Cette attitude d'[J] [P] se retrouve dans le courriel du 2 août 2016, adressé à Mme [Y] [Z], qu'il présente sous un jour pseudo-humoristique : '1 mail pour que tu aies un peu de lecture (pendant) tes congés, on en reparlera avec plaisir de vive voix à la rentrée' (suit un 'emoticone' sourire). Le salarié poursuit en évoquant trois points :

. Le 'coup des congés refusés la veille au soir' : la cour a indiqué plus haut ce qu'il en est ; au demeurant, [J] [P] se contredit dans ce passage en disant qu'il a perdu de l'argent et a dû 'remonter' avec femme et enfants pour une semaine à [Localité 10], alors que, dans le courriel précédent, il expliquait qu'il avait fait toutes les réservations pour ses cinq semaines de congés, dont il s'induit, compte tenu de la composition de la famille, d'une part qu'il avait organisé ses congés bien avant la date à laquelle il les a déposés (au demeurant très tardive, comme indiqué plus haut) et, d'autre part, qu'il n'existait aucune nécessité de revenir avec toute la famille.

. La relative déception qui est celle d'[J] [P] suite aux efforts qu'il considère avoir faits ; il ajoute qu'il se considère toujours autant 'saqué' en entretien individuel ; la cour ne peut que constater qu'[J] [P] n'apporte aucune démonstration de ce qu'il aurait contesté les évaluations dont il a fait l'objet de la part de M. [U]. [X] et que ce dernier aurait été désavoué.

. Il poursuit : 'on s'engueule toujours autant sur les budgets' ... '[H] prend un malin plaisir à me les refuser, sous prétexte que ça vient de moi'. La cour ne peut que constater qu'[J] [P] se place encore une fois en opposition frontale à son supérieur hiérarchique, auquel il ne reconnaît aucune autorité.

La conclusion de ce courriel illustre l'attitude de ce salarié, qui indique qu'il va 'continuer sur un projet d'intraentrepreneuriat, à voir s'il apporte des premiers résultats des Septembre' et se 'rapprocher de ce qu'il faut faire pour que plus personne n'ait à subir ce management malsain', concluant : 'Si je te ramène 20 personnes dans ton bureau prêts à témoigner, est ce que tu es ok pour les recevoir'' (suit un 'emoticone' sourire).

Cette dernière remarque est plus particulièrement éclairante, alors que le dossier d'[J] [P] soumis à la cour ne contient aucun élément de nature à confirmer que d'autres salariés que lui trouvaient à se plaindre de la gestion de M. [U]. [X]

Le courriel du 7 octobre 2016, est également adressé à sa responsable RH.

La cour observe qu'y est joint la retransmission d'un courriel du même jour, adressé juste avant à une autre personne de l'équipe DTSI/DCG. [J] [P] s'y plaint de relations 'glaciales' avec M. [U]. [X], dont il 'résulte des travaux sur les budgets absolument non constructifs' et poursuit en se disant un peu perdu sur la marche à suivre tout en tentant de justifier un dépassement de budget de 10%. Il précise à cette interlocutrice, qu'il souligne connaître depuis longtemps, qu'il est 'sur une mobilité'.

Dans le courriel à Mme [Y] [Z], [J] [P] commence par souligner 'à quel point (il ne peut) plus se fier (au) jugement' de M. [U]. [X] et vise le courriel joint.

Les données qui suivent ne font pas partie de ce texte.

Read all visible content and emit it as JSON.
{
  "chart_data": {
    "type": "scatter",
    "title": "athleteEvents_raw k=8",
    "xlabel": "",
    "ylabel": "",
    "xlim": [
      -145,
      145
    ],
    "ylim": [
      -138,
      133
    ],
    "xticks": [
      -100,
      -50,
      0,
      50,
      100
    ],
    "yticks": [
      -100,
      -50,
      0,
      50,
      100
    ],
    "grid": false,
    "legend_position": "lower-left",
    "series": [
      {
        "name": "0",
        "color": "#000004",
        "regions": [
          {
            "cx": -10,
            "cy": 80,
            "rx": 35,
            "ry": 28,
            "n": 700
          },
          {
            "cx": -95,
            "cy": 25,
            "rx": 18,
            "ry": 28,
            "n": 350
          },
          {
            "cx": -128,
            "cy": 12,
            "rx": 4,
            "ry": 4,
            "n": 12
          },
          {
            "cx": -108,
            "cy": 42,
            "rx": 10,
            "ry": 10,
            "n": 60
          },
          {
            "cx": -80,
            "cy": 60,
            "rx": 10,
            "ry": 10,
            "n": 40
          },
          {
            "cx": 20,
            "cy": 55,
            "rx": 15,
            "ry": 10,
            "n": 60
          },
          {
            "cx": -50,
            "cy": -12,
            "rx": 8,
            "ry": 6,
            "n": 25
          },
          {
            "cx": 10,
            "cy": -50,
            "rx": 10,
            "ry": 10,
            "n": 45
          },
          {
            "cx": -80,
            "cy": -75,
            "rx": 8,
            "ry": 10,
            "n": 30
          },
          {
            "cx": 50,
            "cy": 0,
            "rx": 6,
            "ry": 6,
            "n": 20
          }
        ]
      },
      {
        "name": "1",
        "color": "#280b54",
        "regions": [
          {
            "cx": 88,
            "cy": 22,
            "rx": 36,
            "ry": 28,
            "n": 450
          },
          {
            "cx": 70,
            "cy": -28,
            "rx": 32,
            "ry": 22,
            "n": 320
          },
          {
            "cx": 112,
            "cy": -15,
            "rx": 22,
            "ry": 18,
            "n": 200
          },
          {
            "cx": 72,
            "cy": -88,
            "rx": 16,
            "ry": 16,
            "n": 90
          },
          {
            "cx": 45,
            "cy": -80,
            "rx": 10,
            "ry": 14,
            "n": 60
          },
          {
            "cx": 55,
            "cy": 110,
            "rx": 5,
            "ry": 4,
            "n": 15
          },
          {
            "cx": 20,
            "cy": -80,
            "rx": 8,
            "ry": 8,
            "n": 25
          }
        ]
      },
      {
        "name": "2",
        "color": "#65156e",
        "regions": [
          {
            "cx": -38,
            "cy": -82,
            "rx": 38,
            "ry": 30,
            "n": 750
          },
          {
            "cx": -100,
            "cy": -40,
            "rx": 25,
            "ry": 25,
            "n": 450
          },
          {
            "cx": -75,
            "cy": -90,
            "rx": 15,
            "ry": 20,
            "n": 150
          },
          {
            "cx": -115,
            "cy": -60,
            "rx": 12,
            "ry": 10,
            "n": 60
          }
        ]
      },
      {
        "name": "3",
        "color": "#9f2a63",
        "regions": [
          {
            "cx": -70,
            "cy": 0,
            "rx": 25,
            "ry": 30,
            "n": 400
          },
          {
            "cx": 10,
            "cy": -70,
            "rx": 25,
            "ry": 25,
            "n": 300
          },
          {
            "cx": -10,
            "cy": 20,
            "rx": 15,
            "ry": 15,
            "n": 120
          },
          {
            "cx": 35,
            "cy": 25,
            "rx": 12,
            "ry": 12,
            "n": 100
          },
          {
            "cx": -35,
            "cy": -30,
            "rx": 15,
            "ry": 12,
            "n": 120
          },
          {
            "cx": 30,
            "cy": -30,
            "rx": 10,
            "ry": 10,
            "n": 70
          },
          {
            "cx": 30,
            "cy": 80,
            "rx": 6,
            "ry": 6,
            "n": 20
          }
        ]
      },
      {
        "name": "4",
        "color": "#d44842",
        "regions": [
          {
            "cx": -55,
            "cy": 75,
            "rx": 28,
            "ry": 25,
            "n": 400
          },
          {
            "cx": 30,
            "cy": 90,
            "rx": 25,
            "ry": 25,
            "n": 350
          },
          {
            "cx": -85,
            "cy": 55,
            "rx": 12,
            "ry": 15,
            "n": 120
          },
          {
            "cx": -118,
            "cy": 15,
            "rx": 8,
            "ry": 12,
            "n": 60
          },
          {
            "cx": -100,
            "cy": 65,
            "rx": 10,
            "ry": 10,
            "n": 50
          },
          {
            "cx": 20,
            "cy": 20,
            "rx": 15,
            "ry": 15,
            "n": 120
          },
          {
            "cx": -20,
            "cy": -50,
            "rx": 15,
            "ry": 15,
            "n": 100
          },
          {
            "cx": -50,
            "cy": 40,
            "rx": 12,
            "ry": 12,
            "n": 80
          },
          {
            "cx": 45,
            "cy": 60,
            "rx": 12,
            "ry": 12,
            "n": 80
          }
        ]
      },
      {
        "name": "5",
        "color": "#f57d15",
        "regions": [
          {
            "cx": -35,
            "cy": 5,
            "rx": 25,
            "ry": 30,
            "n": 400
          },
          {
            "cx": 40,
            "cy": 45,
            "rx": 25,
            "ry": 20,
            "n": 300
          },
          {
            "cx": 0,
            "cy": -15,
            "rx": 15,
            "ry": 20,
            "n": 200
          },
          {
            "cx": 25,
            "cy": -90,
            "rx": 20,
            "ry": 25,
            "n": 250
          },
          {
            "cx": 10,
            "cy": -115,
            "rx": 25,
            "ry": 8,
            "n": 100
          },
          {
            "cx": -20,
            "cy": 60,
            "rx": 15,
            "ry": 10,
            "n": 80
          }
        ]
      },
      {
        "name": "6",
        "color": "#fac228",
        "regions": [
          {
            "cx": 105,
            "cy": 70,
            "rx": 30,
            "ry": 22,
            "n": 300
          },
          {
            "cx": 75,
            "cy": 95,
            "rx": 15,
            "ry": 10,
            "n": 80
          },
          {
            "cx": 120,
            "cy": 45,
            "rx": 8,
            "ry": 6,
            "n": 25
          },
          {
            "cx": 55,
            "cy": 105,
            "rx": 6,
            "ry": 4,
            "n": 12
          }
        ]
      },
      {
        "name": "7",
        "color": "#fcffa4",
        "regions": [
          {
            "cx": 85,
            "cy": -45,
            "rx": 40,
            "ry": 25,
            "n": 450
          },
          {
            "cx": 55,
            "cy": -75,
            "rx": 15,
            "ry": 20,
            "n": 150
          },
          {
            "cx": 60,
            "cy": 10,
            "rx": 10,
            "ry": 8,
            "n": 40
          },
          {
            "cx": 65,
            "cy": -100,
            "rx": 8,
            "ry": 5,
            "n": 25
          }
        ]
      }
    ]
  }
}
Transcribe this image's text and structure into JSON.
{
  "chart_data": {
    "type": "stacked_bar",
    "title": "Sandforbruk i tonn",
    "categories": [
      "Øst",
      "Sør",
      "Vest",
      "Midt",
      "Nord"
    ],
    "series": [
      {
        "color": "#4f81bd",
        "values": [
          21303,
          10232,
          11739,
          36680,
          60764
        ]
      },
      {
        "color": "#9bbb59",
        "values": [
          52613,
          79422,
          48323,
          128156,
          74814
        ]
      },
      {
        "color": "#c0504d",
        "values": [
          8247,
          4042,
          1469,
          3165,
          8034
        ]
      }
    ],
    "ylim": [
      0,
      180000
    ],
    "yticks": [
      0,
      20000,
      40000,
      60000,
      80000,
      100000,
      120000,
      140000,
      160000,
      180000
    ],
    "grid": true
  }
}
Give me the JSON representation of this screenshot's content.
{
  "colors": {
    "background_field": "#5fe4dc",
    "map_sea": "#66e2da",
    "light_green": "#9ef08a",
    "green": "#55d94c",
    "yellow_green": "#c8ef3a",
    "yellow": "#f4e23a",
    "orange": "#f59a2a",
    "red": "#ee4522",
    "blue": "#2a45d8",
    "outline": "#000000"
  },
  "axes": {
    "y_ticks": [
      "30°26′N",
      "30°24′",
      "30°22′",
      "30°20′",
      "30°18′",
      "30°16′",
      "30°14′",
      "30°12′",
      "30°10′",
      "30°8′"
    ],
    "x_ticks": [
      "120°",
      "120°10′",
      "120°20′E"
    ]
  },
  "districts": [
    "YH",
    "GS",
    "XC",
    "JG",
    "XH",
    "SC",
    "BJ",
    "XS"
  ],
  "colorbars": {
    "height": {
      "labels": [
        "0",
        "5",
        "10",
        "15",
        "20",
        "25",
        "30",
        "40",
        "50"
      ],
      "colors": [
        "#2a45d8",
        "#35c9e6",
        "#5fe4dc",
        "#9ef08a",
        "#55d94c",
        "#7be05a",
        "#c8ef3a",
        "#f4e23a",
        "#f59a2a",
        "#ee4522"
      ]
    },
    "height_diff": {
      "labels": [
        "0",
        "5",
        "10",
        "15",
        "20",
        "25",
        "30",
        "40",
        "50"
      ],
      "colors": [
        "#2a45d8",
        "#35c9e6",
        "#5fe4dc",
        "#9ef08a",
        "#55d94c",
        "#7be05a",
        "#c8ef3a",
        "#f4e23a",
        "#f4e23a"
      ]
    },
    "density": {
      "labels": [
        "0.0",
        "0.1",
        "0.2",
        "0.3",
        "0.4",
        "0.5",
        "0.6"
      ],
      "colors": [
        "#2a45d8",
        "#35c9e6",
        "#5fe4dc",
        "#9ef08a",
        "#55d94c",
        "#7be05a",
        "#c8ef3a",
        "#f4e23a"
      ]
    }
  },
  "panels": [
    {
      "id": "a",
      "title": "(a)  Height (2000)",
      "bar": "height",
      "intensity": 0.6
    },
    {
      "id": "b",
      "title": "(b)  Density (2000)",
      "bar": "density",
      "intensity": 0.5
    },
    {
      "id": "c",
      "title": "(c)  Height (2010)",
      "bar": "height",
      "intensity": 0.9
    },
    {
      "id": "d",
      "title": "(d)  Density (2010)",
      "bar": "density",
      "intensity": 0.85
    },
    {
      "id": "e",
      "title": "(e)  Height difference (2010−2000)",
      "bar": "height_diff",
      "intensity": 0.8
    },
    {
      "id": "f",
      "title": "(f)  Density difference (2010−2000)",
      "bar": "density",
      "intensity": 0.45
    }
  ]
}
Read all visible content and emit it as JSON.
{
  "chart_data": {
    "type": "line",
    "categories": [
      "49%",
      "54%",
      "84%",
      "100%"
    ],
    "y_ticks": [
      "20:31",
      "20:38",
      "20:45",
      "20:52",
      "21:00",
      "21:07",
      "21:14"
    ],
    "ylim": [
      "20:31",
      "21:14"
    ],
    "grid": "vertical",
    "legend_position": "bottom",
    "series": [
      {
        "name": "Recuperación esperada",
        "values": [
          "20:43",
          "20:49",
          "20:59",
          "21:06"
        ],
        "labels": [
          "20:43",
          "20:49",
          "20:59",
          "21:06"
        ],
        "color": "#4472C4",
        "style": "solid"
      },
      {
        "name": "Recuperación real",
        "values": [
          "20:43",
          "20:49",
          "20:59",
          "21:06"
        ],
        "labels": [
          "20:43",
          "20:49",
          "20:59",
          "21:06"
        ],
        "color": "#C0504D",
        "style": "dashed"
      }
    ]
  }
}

Il pose ensuite deux questions :

. une demande de 'clarification sur l'intratentrepreunariat', pour savoir s'il s'est 'passé qqchose du côté RH' avec la précision 'je ne te cache pas que 2 boulots + 3 kids + le contexte, c'est un peu lourd à gérer';

. 'question assurément débile, mais si je me faisais tagguer RPS (note de la cour : risque psycho social), il ya une chance pour qu'il y ait une enquête quelconque pour y voir un peu + clair' j'enrage de me dire que je vais partir et qu'il continuerait de sévir dans le Groupe avec autant de responsabilité. C'est peu professionnel de laisser passer ça' (suit un 'emoticone' air maussade).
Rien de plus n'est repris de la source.